Following my previous post on a version of Wikipedia for Windows Mobile improved from the original Pocket Wikipedia 1.0 version by free-soft.ro, I decided to find a MobiPocket (PRC) version, to read on my Blackberry phone, Unfotunately I could not find a usable version – many versions I found, including PRC, are incomplete, with images stripped off, and not suitable for mobile viewing. There is also an expensive Wikipedia software for most mobile platforms. TomeRaider also offers a few free versions of wikipedia (with images, and compact without images around 50MB) of Wikipedia in its propietary format. As none of these suit my needs, I decided to go ahead with creating my own PRC version of Wikipedia.
The article database
I decided to use the same article database (Wikipedia.wi) as Pocket Wikipedia 1.0, which turns out to be the 2007 School Wikipedia selection. Although the source code was never released, the binary was not obfuscated and after a bit of decompiling using .NET Reflector, I was able to extract the articles and images from the 180MB SevenZip-compressed database.
Building the PRC ebook
My first thought was to rely on the MobiPocket Creator user interface. However, its UI is terrible – there is no way to add multiple HTML/image files at a time, you have to add them one by one. Even if drag and drop is supported, the application stops responding when a lot of files are added. I then decided to create the OPF file myself, then feed it into mobigen or kindlegen in order to create the final PRC file.

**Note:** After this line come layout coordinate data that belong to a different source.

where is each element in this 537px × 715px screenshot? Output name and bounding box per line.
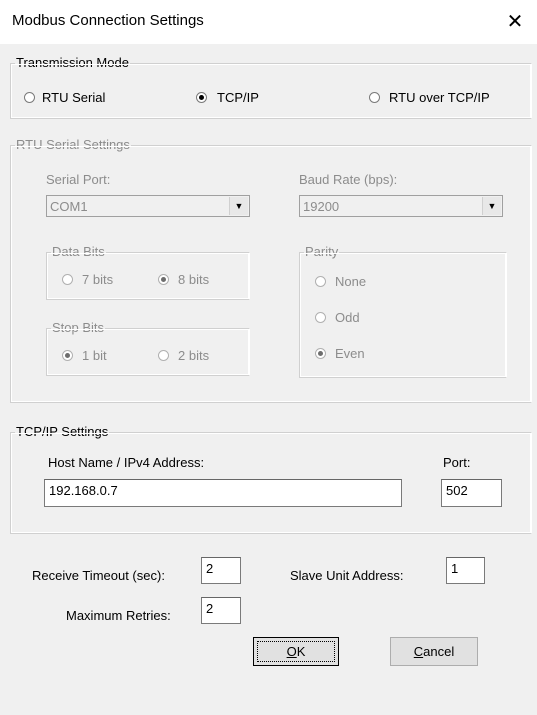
baud-rate-value: 19200 [303,199,340,214]
parity-group: Parity [299,245,507,378]
rtu-serial-settings-legend: RTU Serial Settings [15,137,131,152]
parity-legend: Parity [304,244,340,259]
tcp-ip-settings-legend: TCP/IP Settings [15,424,110,439]
port-value: 502 [446,483,468,498]
cancel-mnemonic: C [413,644,424,659]
data-bits-8-label[interactable]: 8 bits [178,272,209,287]
focus-rectangle [257,641,335,662]
parity-odd-label[interactable]: Odd [335,310,360,325]
chevron-down-icon[interactable]: ▼ [482,197,501,215]
parity-none-radio[interactable] [315,276,326,287]
stop-bits-group: Stop Bits [46,321,250,376]
port-field[interactable]: 502 [441,479,502,507]
data-bits-8-radio[interactable] [158,274,169,285]
port-label: Port: [443,455,471,470]
serial-port-value: COM1 [50,199,88,214]
transmission-mode-legend: Transmission Mode [15,55,130,70]
cancel-button[interactable]: Cancel [390,637,478,666]
close-icon[interactable]: ✕ [493,0,537,44]
host-address-field[interactable]: 192.168.0.7 [44,479,402,507]
tcp-ip-label[interactable]: TCP/IP [217,90,259,105]
modbus-connection-dialog: Modbus Connection Settings ✕ Transmissio… [0,0,537,715]
tcp-ip-radio[interactable] [196,92,207,103]
rtu-serial-radio[interactable] [24,92,35,103]
max-retries-label: Maximum Retries: [66,608,171,623]
stop-bits-legend: Stop Bits [51,320,106,335]
ok-button[interactable]: OK [253,637,339,666]
stop-bits-2-radio[interactable] [158,350,169,361]
rtu-serial-label[interactable]: RTU Serial [42,90,105,105]
parity-odd-radio[interactable] [315,312,326,323]
receive-timeout-value: 2 [206,561,214,576]
data-bits-group: Data Bits [46,245,250,300]
slave-address-field[interactable]: 1 [446,557,485,584]
stop-bits-1-label[interactable]: 1 bit [82,348,107,363]
cancel-label-rest: ancel [423,644,455,659]
rtu-over-tcp-label[interactable]: RTU over TCP/IP [389,90,490,105]
stop-bits-2-label[interactable]: 2 bits [178,348,209,363]
rtu-over-tcp-radio[interactable] [369,92,380,103]
slave-address-value: 1 [451,561,459,576]
baud-rate-combo[interactable]: 19200 ▼ [299,195,503,217]
parity-none-label[interactable]: None [335,274,366,289]
serial-port-combo[interactable]: COM1 ▼ [46,195,250,217]
title-bar: Modbus Connection Settings ✕ [0,0,537,44]
host-address-value: 192.168.0.7 [49,483,118,498]
data-bits-7-label[interactable]: 7 bits [82,272,113,287]
host-address-label: Host Name / IPv4 Address: [48,455,205,470]
receive-timeout-field[interactable]: 2 [201,557,241,584]
max-retries-field[interactable]: 2 [201,597,241,624]
parity-even-radio[interactable] [315,348,326,359]
serial-port-label: Serial Port: [46,172,111,187]
chevron-down-icon[interactable]: ▼ [229,197,248,215]
receive-timeout-label: Receive Timeout (sec): [32,568,165,583]
stop-bits-1-radio[interactable] [62,350,73,361]
window-title: Modbus Connection Settings [12,12,204,29]
baud-rate-label: Baud Rate (bps): [299,172,398,187]
max-retries-value: 2 [206,601,214,616]
data-bits-legend: Data Bits [51,244,106,259]
data-bits-7-radio[interactable] [62,274,73,285]
parity-even-label[interactable]: Even [335,346,365,361]
slave-address-label: Slave Unit Address: [290,568,404,583]
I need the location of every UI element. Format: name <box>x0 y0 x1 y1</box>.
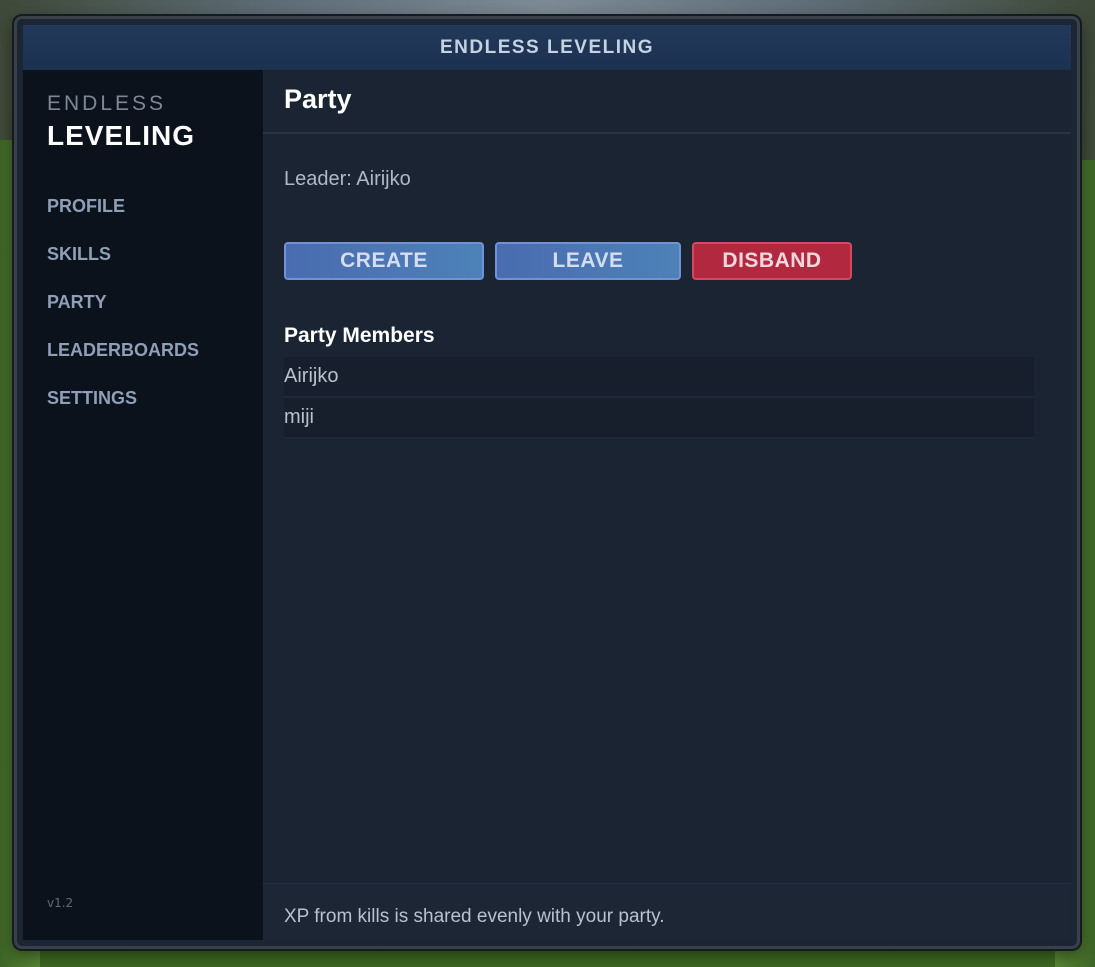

The source code to extract the articles and create the OPF file was written in .NET and can be downloaded here. Once the OPF is created, as there are more than 5000 articles and 24,000 images, kindlegen/mobigen takes more than 15 minutes on a 3Ghz processor to create the final PRC file.
Some of the articles contain Unicode characters (for example, various currency symbols) but were extracted and saved in ASCII format. I have tried various methods in System.Text.Encoding to convert to Unicode before saving without success. The only resolution I found is to use UTFCast Express (freeware) to convert the HTML files to Unicode before feeding them into kindlegen/mobigen.
The product: Wikipedia on a 214MB PRC file
The final compressed PRC file can be downloaded here. It’s a multi-part RAR file, so you will need to download both parts to the same directory and use WinRar to extract the PRC file.
It contains all articles and images as in the original version, with a subject list, and an index where the titles of all articles can be looked up. As the title list is generated automatically by guessing the few words of the article, there are cases where the title are not retrieved properly, which can be resolved by editing the index manually in the OPF file before calling kindlegen to generate the PRC file.
Due to the large file size, some desktop versions of MobiPocker ebook reader may fail to open the file due to a Win32 exception. Mobile versions, in particular Blackberry and Windows Mobile, seem to open the PRC file properly.
UPDATE (8 Oct 2010): A Vietnamese reader has used my instructions to create an improved version of the Wikipedia ebook in PRC format. The new version, which fixes some font problems and has improved search support, can be downloaded here and here. It’s a multi-part RAR file, so you will need to download both parts to the same directory and use WinRar to extract the original PRC file.